A replay of the call will be available beginning March 15, 2017 at 5:00 pm PT/8:00 pm ET through 5:00 pm PT/8:00 pm ET on March 16, 2017. To access the replay, dial (855) 859-2056 or (404) 537-3406 and reference Conference ID: 88559794. The webcast will also be available on CareDx's website for one year following the completion of the call.
CareDx, Inc., headquartered in Brisbane, California, is a global molecular diagnostics company focused on the discovery, development and commercialization of clinically differentiated, high-value diagnostic solutions for transplant patients. CareDx offers AlloMap®, a gene expression test that aids clinicians in identifying heart transplant patients with stable graft function who have a low probability of moderate to severe acute cellular rejection (ACR). CareDx is developing additional products for transplant monitoring using a variety of technologies, including AlloSure®, a proprietary next-generation sequencing–based test to detect donor-derived cell-free DNA (dd-cfDNA) after transplantation.
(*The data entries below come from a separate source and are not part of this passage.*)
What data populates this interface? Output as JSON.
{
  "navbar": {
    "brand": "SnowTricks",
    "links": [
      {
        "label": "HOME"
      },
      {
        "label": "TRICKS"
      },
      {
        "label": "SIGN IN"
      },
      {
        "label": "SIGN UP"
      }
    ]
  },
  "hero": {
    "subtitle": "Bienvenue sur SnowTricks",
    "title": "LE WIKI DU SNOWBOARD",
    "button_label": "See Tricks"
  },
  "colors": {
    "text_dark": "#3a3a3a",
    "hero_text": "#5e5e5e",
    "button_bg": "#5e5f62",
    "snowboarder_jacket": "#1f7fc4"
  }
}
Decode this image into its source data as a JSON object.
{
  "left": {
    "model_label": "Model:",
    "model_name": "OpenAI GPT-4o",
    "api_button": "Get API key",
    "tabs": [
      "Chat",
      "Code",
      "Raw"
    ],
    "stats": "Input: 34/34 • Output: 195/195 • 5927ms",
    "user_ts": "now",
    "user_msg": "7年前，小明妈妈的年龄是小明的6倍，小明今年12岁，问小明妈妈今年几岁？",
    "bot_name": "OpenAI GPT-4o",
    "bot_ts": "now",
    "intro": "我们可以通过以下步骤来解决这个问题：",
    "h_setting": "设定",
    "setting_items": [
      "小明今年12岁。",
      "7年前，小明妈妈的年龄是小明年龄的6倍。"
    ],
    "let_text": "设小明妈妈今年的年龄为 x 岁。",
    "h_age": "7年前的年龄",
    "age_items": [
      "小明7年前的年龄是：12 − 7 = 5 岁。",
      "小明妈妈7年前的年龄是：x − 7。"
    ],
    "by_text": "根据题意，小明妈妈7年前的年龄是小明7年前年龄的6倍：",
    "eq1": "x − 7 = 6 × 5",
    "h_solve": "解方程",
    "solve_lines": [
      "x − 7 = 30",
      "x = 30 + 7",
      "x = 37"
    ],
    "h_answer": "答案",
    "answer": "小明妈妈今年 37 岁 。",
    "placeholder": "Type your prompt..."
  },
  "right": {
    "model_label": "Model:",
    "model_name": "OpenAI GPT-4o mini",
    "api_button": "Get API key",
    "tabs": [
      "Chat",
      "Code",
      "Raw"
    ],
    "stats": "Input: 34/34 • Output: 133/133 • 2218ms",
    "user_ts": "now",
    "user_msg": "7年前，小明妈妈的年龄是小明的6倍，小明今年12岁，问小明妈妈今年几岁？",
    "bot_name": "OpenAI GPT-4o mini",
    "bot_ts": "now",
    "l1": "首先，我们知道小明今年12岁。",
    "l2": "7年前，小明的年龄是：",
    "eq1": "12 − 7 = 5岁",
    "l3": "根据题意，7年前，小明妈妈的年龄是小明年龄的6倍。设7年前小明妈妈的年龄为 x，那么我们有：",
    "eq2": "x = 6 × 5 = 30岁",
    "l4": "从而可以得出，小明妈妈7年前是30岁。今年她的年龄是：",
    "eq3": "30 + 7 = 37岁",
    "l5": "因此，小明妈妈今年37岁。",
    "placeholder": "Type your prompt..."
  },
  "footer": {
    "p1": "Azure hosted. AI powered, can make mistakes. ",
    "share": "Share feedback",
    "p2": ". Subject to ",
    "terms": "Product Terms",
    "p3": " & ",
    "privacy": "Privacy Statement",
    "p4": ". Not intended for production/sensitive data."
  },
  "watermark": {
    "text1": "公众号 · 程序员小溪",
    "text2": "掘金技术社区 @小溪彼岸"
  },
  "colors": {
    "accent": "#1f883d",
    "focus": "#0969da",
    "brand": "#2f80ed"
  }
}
CareDx, with its presence through Olerup, also develops, manufactures, markets and sells high quality products that increase the chance of successful transplants by facilitating a better match between a donor and a recipient of stem cells and organs. Olerup SSP® is a set of HLA typing products used prior to hematopoietic stem cell/bone marrow transplantation and organ transplantation. XM-ONE® is the first standardized test that quickly identifies a patient’s antigens against HLA Class I, Class II or antibodies against a donor’s endothelium. For more information, please visit: www.CareDx.com.
Forward Looking Statements
In addition to historical information, this press release contains forward-looking statements with respect to our business, research, development and commercialization efforts, anticipated future financial results, including our guidance for full fiscal 2017 revenue, and preliminary financial results for the three months and year ended December 31, 2016, which final results could change materially, our proposed use of proceeds from the financing with the institutional investor described above and our prospects. These forward-looking statements are based upon information that is currently available to us and our current expectations, speak only as of the date hereof, and are subject to numerous risks and uncertainties, including risks related to our diagnostic studies, including obtaining sufficient clinical samples and participation of clinical investigators in such studies, the timeline for completion of research efforts, development and commercialization of additional diagnostic solutions including cell-free DNA, which is a lengthy and complex process that may not be successful, our dependence on Medicare for a substantial portion of our revenue, our dependence on health insurers and other third-party payers to provide coverage for our current test and future tests, if any, our intellectual property position, and completion of the audit of our financial statements for the year ended December 31, 2016. These factors, together with those that are described in our filings with the Securities and Exchange Commission (SEC), including the Quarterly Report on Form 10-Q for the quarter ended September 30, 2016, and the Annual Report on Form 10-K for the year ended December 31, 2015, as amended, as filed by us with the SEC, may cause our actual results, performance or achievements to differ materially and adversely from those anticipated or implied by our forward-looking statements. The Company expressly disclaims any obligation or undertaking, except as required by law, to update or revise any such forward-looking statements.